Hinzu kommen jede Menge rechtliche Probleme. Wer kümmert sich darum? Valve? Viele Mods verwenden Sachen aus Filmen, anderen Spielen, Comics und was weiß ich. Also Copyright geschützte Sachen. Das wird bisher ja nur geduldet, weil es kostenlos ist. Würden die Leute damit Geld verdienen, dann hätten sie aber sehr schnell diverse Anwälte an den Hacken. Nehmen wir beispielsweise auch Communitypatches für Pro Evolution Soccer, die die fehlenden Daten der Vereine und Spieler hinzufügen. Da wäre auch sofort schluss damit  
Meiner Meinung nach lebt das Modden und die Community ja davon, dass es kostenlos ist.


----------



## McDrake (11. Februar 2017)

Gemar schrieb:


> Sehe das wie Sanador!
> Valve will hier noch noch mehr abzocken.
> Wenn Mods Geld kosten sollen, dann sollen sie es gefälligst als DLC verkaufen und nicht als Mod.
> 
> ...


Jaein.
Für die Modder könnte Steam eben auch das ganze Admisinstrative machen.

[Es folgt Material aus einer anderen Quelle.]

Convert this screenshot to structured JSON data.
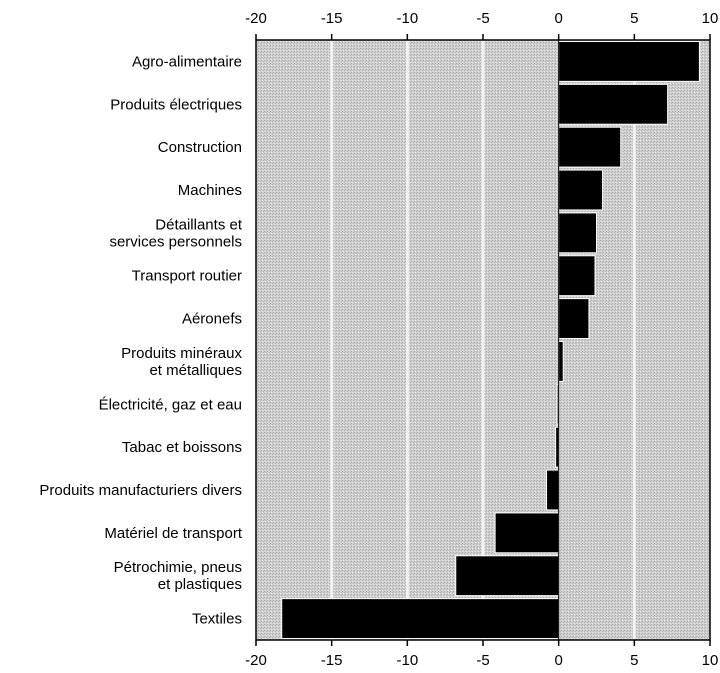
{
  "chart_data": {
    "type": "bar",
    "orientation": "horizontal",
    "categories": [
      [
        "Agro-alimentaire"
      ],
      [
        "Produits électriques"
      ],
      [
        "Construction"
      ],
      [
        "Machines"
      ],
      [
        "Détaillants et",
        "services personnels"
      ],
      [
        "Transport routier"
      ],
      [
        "Aéronefs"
      ],
      [
        "Produits minéraux",
        "et métalliques"
      ],
      [
        "Électricité, gaz et eau"
      ],
      [
        "Tabac et boissons"
      ],
      [
        "Produits manufacturiers divers"
      ],
      [
        "Matériel de transport"
      ],
      [
        "Pétrochimie, pneus",
        "et plastiques"
      ],
      [
        "Textiles"
      ]
    ],
    "values": [
      9.3,
      7.2,
      4.1,
      2.9,
      2.5,
      2.4,
      2.0,
      0.3,
      -0.1,
      -0.2,
      -0.8,
      -4.2,
      -6.8,
      -18.3
    ],
    "xlim": [
      -20,
      10
    ],
    "x_ticks": [
      "-20",
      "-15",
      "-10",
      "-5",
      "0",
      "5",
      "10"
    ],
    "x_tick_values": [
      -20,
      -15,
      -10,
      -5,
      0,
      5,
      10
    ],
    "tick_positions": "top-and-bottom",
    "grid": true,
    "colors": {
      "bar": "#000000",
      "plot_background": "#c8c8c8",
      "grid": "#f2f2f2",
      "axis": "#000000"
    }
  }
}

Schöner fände ichs aber auch, wenn das zum Beispiel über NEXUS gemacht würde.
Nur stellt Steam mit ihrer Plattfirm halt schon was mächtiges und oft benutztes System, was den Moddern halt auch eine grosse Verbreitung garantiert. 
Und viele User haben da schon ihre Zahlungsoptionen hinterlegt.


----------



## Svatlas (11. Februar 2017)

Das Modder entlohnt werden sollen, da bin ich stark dafür! Das ist wirklich viel Arbeit und gute Software/Texturen sind alle nicht billig. Ich habe selber damit angefangen und  es ist schon sehr beachtlich was alles dahinter steckt. Dennoch bin ich auch nicht dafür, das Valve sich so die Taschen füllen will. Das erste Modell war schon Abzocke am Modder. Als ich die Vereinbarung gelesen habe, dachte ich nur noch: "What the fuck!" und habe Sie direkt wieder geschlossen.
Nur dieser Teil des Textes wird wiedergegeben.